I had set up a lunch with two of my best friends. My expectations were high because the cafe we chose is one of my favorites. After waiting much longer than we should have, I waved at the waitress to gain her attention. She scowled at me, came to the table and said in an irritated voice that she would get to us when she could. When taking the order she was not even bordering on rude. She was – well – mean.
I left, expressing my irritation by leaving no tip, something I rarely do. The group then split up to shop, deciding to meet after an hour. When we reconvened I could see my friend Kathy had not been shopping. After much prodding, she told us she had felt concerned about the waitress and had gone back to the cafe and told her, “I know you are having a bad day and I would like to give you a large tip to let you know things will get better.” Kathy’s assumption that the waitress was suffering and had pain in her life was born out when seeing what Kathy had done, she broke down, sobbing, hugging her, and telling her she had just discovered at 17 years old she was pregnant with no family support and no one to turn to. My friend Kathy took her number and promised she would be there for her. My friend “showed me” how to treat someone, a seemingly annoying person, with care and significance.

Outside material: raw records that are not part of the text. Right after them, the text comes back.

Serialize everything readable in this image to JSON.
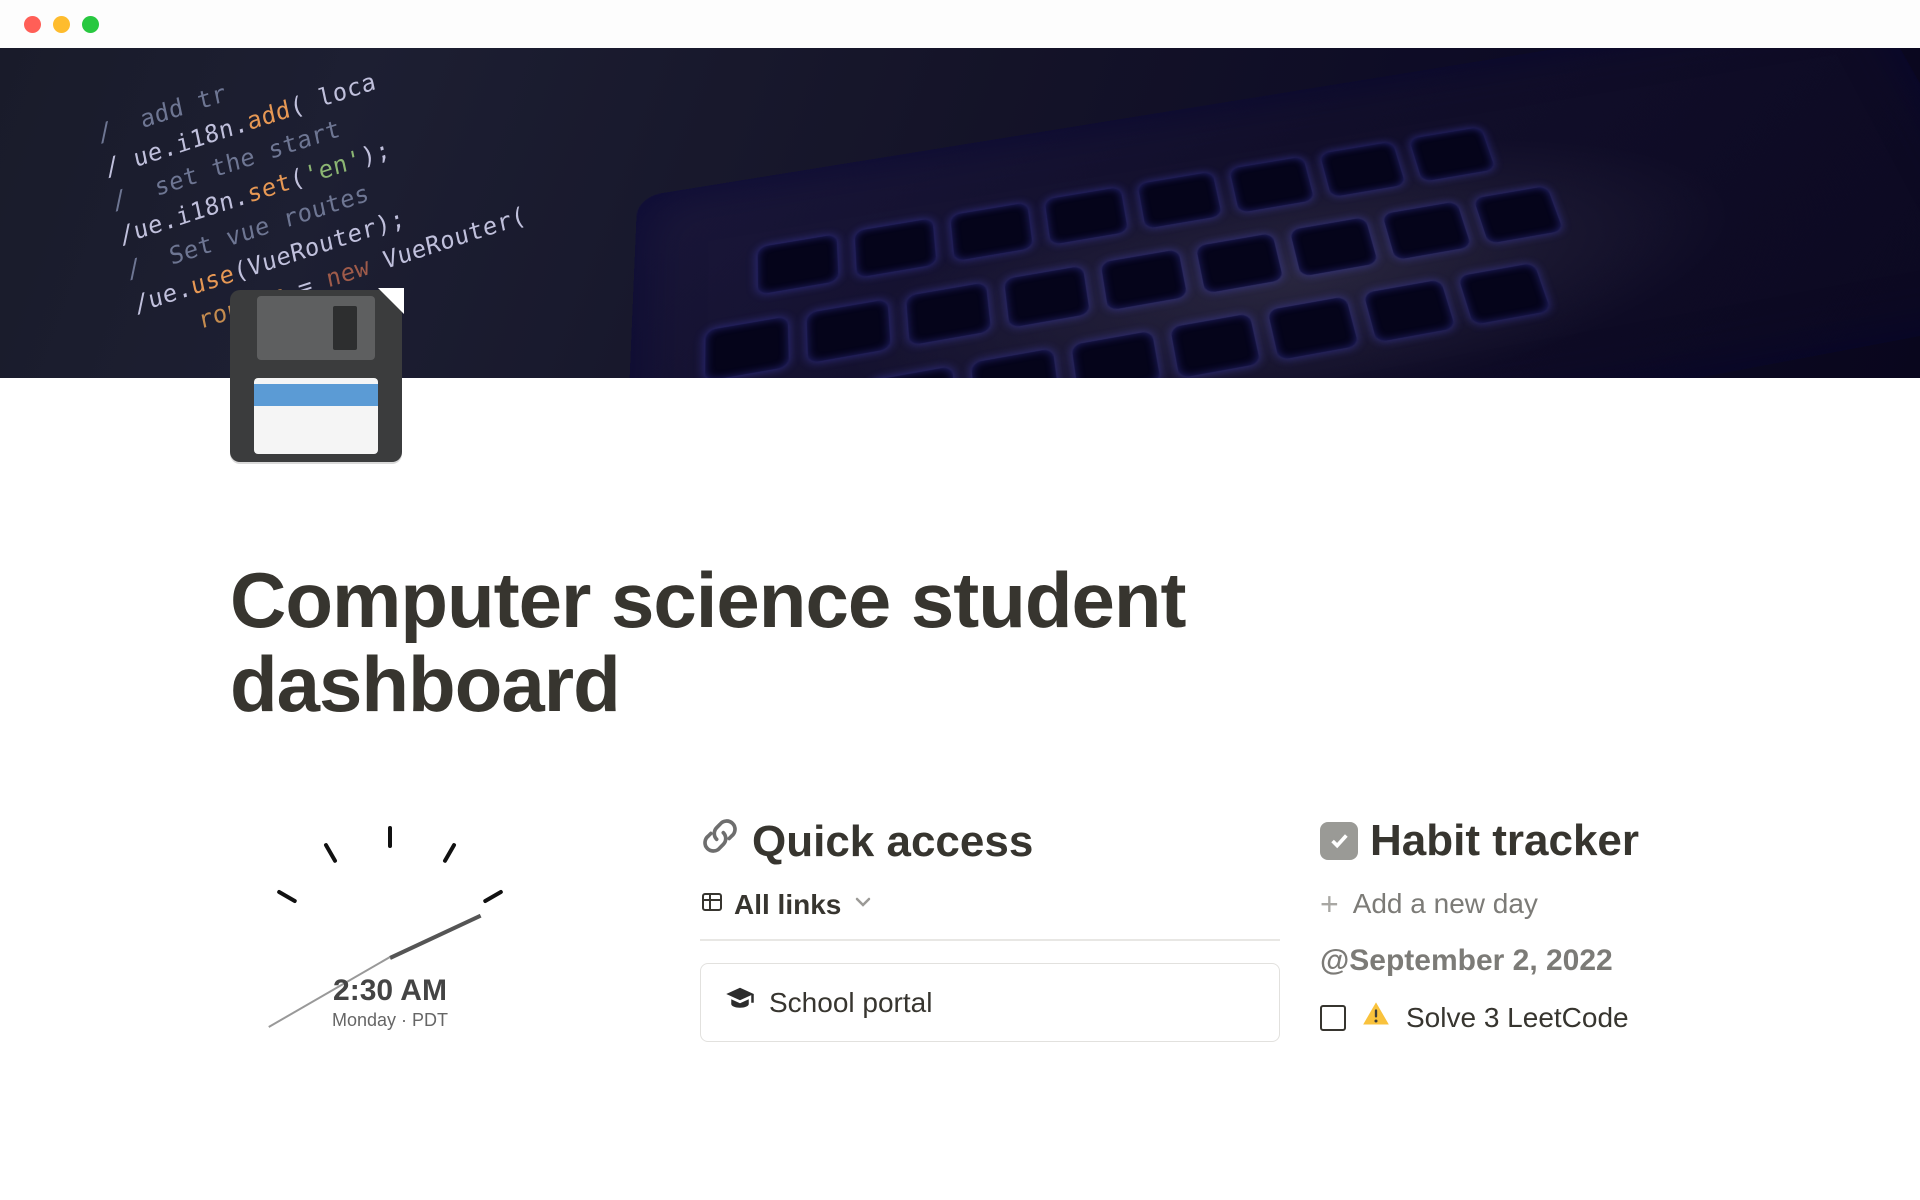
{
  "page": {
    "title": "Computer science student dashboard",
    "icon": "floppy-disk"
  },
  "cover_code": [
    {
      "cls": "c-comment",
      "text": "// add tr..."
    },
    {
      "cls": "c-prop",
      "text": "ue.i18n.add(..."
    },
    {
      "cls": "c-comment",
      "text": "// set the start loc..."
    },
    {
      "cls": "c-prop",
      "text": "ue.i18n.set('en');"
    },
    {
      "cls": "c-comment",
      "text": "// Set vue routes"
    },
    {
      "cls": "c-prop",
      "text": "ue.use(VueRouter);"
    },
    {
      "cls": "c-key",
      "text": "const router = new VueRouter({"
    }
  ],
  "clock": {
    "time": "2:30 AM",
    "subline": "Monday · PDT"
  },
  "quick_access": {
    "icon": "link-icon",
    "heading": "Quick access",
    "view": {
      "icon": "table-icon",
      "label": "All links"
    },
    "card": {
      "icon": "graduation-cap-icon",
      "label": "School portal"
    }
  },
  "habit_tracker": {
    "icon": "checkbox-icon",
    "heading": "Habit tracker",
    "add_label": "Add a new day",
    "date": "@September 2, 2022",
    "todo": {
      "icon": "warning-icon",
      "label": "Solve 3 LeetCode"
    }
  }
}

Every day we have an opportunity to show who God is by treating those we encounter as someone having notable value and worth
A CALL TO ACTION
Share Your Spiritual Wisdom
- Spiritual walks are informed in many different ways and have a variety of expression. I invite you to share how your spiritual walk has informed you about your and others significance and what that means in terms of our everyday actions. Send your comments to my website or if you have a story to share, contact me and I may feature your story on the site.
Show What It Means to Treat Ourselves and Others with Significance
- Reflect over the last month and consider how you are you treating yourself. Are you treating yourself as well as you would treat a family member or friend?
- Commit to one action this week to treat yourself as significant.
- Show the seemingly annoying, rude or irritating person that they are significant. Choose kindness and compassion like my friend Kathy did in the cafe example versus missing the mark as I did.